Skallas - Perl Harbor. Heh heh.

This story reminds me a little of the beginning of Terri Gilliam's Brazil, in which a bureaucrat's maniacal pursuit of a fly - piling up furniture to reach the offending bug in his tiny office - has tragic consequences as the swatted fly drifts down to land on a document being typed up. The dead fly transforms a "b" into a "t" (or something like that) and results in a SWAT team raid on the wrong person.

" According to the article, the Iraqis were notorious for lousy record keeping, as well as inventing numbers to make sure that the regime was happy, regardless of the actual amounts produced. It is very easy for me to believe that some or all of the "missing" weapons can be accounted for with bad record keeping." Irontom - I imagine that the folks over at the CIA knew this quite well. I'd also guess that the more scrupulous analysts there would have been inclined to heavily discount the Iraqi WMD threat for this reason. The Bush administration wanted an inflated figure, accurate or not. What they didn't expect, though, was to find no WMD's at all in Iraq.

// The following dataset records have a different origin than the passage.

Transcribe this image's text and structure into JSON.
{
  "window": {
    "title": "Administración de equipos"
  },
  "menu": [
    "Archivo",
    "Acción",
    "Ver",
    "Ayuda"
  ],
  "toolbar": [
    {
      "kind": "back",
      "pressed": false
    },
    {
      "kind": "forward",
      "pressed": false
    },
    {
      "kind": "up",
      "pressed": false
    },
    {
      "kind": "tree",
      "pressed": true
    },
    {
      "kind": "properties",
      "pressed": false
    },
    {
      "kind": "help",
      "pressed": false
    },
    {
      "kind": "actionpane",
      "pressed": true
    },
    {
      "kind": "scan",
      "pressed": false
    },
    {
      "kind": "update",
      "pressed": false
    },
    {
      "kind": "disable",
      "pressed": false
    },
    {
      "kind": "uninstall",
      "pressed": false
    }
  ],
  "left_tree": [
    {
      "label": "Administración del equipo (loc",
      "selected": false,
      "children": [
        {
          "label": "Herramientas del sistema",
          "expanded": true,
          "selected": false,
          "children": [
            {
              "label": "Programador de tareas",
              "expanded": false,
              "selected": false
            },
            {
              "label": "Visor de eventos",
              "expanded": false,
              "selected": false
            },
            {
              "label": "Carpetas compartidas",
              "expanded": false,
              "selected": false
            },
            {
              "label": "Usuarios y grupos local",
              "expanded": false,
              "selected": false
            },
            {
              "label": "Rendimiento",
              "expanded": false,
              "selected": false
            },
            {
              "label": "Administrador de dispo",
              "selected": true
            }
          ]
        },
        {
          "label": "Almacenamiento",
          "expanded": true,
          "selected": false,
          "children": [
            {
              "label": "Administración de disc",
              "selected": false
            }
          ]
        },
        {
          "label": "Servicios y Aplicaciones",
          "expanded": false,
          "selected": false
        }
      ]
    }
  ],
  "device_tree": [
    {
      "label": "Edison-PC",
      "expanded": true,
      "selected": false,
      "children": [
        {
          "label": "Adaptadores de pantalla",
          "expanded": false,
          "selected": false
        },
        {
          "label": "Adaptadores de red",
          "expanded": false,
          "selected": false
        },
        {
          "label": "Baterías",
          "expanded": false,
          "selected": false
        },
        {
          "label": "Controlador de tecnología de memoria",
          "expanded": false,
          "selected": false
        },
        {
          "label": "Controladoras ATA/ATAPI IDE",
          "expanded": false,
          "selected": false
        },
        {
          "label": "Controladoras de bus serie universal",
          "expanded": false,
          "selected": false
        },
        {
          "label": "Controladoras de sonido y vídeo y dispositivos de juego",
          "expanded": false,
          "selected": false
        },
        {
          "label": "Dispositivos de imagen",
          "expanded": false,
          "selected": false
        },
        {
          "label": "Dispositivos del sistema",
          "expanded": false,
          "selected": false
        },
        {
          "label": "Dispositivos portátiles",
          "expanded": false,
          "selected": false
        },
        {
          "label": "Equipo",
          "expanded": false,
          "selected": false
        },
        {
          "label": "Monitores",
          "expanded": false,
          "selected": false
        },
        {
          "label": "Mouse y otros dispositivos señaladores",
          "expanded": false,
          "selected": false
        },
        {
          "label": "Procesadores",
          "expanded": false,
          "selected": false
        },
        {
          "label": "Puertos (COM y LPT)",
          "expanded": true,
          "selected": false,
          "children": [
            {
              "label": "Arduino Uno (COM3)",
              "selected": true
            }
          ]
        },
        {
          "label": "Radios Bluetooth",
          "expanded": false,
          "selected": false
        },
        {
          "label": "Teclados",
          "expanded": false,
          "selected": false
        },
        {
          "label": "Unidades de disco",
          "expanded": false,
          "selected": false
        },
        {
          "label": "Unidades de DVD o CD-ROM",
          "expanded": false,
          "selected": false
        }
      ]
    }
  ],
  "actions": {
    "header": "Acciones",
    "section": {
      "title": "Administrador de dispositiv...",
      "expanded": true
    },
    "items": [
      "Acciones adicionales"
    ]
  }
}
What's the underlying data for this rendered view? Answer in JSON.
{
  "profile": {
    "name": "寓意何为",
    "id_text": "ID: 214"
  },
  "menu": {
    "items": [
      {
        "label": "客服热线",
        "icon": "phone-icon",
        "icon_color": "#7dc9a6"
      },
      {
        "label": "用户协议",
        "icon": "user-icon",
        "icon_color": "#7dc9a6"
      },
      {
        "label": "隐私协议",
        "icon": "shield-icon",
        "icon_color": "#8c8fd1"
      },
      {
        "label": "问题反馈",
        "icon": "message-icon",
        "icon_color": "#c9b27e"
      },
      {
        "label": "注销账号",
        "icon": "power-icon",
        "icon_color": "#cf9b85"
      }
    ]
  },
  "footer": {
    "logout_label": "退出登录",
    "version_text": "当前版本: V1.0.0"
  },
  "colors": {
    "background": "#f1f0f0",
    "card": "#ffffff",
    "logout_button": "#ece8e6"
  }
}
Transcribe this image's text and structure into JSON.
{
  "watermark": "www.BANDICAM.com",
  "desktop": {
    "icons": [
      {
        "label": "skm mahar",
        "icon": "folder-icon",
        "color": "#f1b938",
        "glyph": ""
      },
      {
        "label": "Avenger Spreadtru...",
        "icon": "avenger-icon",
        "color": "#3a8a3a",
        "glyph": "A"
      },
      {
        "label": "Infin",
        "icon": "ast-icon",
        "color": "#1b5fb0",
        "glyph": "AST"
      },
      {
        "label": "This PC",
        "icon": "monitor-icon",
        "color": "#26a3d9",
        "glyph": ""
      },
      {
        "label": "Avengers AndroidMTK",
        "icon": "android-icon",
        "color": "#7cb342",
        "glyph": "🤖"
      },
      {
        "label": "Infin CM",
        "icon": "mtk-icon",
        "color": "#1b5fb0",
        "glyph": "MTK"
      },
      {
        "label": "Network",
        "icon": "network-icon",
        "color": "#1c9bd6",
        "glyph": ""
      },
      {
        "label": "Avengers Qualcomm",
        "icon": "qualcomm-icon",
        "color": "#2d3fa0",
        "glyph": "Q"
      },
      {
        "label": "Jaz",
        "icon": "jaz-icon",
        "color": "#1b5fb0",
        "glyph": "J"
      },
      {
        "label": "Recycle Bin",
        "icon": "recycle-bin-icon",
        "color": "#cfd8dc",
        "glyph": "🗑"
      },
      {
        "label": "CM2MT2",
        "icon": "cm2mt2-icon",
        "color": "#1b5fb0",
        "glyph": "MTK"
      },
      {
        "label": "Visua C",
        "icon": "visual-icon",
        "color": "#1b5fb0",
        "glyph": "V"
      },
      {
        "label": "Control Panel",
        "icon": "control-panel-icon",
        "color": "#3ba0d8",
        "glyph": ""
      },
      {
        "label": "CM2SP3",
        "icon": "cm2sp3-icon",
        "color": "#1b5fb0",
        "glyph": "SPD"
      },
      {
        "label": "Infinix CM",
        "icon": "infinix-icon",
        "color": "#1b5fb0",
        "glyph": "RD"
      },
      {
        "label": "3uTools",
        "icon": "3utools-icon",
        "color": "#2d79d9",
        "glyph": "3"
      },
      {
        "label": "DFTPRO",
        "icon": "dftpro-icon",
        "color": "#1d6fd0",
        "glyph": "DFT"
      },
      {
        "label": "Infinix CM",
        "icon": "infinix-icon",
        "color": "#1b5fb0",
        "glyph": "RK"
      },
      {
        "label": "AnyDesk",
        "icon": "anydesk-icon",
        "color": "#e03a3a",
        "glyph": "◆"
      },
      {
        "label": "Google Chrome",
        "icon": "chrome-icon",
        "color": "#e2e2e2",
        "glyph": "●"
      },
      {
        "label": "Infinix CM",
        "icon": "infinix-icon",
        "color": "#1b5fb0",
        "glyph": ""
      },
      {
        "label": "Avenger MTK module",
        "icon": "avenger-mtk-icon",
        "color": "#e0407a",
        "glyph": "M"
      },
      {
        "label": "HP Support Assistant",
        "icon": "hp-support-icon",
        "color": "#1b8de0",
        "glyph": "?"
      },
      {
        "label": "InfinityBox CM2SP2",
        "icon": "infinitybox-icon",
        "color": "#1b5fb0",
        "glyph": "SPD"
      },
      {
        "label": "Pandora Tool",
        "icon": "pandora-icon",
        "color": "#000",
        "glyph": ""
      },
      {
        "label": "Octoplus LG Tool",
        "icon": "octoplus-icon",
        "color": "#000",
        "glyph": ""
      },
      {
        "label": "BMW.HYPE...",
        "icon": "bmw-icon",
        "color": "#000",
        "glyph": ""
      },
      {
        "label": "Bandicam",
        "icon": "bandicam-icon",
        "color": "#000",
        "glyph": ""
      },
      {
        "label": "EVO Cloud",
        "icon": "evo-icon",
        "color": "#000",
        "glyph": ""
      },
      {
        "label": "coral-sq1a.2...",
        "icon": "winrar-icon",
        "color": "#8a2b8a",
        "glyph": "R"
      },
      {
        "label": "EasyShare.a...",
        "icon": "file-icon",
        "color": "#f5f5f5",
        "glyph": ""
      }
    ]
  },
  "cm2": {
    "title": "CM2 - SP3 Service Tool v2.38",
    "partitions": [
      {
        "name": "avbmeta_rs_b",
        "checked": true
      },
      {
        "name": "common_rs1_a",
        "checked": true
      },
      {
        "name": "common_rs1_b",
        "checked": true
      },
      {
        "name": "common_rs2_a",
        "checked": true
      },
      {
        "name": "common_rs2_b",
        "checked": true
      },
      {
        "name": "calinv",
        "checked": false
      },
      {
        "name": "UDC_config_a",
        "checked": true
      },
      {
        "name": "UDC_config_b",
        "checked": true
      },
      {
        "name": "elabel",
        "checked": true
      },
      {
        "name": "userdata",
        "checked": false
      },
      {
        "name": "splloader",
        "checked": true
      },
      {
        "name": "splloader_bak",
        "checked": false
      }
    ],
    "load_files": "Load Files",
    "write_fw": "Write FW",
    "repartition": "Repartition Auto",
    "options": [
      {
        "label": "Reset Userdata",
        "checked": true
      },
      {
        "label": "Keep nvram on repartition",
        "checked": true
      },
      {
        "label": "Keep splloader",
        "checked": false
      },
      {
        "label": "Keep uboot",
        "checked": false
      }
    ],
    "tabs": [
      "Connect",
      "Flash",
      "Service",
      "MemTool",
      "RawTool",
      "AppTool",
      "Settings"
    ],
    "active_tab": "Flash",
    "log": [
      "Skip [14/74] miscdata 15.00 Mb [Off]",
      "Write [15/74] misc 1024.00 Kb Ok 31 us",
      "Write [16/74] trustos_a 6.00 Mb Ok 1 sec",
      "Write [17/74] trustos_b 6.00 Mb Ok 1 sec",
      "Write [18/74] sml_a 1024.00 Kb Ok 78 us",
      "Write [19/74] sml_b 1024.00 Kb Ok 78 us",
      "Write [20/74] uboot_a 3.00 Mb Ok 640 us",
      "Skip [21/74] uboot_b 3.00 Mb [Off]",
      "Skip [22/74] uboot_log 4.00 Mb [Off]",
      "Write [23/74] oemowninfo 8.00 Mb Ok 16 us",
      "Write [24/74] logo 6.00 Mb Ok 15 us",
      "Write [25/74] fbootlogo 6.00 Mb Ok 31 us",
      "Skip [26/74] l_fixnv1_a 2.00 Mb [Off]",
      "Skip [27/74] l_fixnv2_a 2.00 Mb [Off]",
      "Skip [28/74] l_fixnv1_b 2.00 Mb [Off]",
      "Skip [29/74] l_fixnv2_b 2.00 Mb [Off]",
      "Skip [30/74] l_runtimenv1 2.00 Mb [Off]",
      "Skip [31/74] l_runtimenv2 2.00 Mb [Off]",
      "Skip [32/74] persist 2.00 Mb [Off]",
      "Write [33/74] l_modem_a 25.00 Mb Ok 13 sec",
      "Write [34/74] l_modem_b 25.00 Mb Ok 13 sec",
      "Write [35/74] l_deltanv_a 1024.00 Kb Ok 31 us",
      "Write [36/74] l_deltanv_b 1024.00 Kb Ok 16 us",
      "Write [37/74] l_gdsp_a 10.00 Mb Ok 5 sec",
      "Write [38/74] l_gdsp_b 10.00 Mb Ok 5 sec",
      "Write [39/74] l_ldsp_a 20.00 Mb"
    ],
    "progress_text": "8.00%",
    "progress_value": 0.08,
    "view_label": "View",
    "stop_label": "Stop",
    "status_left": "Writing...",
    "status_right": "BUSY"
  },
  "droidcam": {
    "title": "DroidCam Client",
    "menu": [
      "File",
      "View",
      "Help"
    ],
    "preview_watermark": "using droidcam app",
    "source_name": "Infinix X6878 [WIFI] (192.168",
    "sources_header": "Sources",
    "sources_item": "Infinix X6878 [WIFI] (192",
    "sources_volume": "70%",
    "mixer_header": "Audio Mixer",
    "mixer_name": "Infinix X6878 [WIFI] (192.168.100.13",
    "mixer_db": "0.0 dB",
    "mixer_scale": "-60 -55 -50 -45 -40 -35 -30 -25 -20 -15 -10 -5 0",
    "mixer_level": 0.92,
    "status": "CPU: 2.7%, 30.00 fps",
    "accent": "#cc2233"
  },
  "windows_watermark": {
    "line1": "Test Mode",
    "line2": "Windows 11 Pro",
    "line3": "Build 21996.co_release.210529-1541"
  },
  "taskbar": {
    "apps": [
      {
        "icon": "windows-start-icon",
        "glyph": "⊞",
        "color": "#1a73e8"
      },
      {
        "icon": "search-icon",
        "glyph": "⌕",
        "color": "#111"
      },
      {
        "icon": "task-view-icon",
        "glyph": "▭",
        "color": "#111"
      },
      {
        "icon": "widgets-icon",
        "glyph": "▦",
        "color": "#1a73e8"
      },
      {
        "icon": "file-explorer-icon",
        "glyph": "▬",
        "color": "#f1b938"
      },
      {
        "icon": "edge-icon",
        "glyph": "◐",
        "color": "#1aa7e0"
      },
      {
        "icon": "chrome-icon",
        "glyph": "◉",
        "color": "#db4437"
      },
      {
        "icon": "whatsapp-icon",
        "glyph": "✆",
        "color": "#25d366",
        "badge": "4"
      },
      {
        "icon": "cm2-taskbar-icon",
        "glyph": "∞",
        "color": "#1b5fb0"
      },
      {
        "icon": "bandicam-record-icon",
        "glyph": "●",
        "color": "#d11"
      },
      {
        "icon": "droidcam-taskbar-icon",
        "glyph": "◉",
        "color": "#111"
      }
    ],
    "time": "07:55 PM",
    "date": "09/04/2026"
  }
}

Oh wait. They must be holding out 'till October '04 to then produce the evidence, with a grand flourish and just in the nick of time for the election.
posted by troutfishing at 10:16 AM on September 9, 2003


Xibe: To me, sounds like : "please, we want your soldiers to get killed too for our inability to sort things out".
If only. No, what Bush is actually saying is this: "Please, we want your soldiers to get killed INSTEAD OF OURS for our inability to sort things out." Never mind the growing financial cost, the increasing number of American bodybags are costing Bush dearly. Most American voters don't seem to worry nearly as much when it's somebody elses' countrymen getting deceased on a daily basis. Human nature, I guess.
posted by kaemaril at 11:35 AM on September 9, 2003


Excuse the self-link, but I broke this story two months ago, and nobody cared.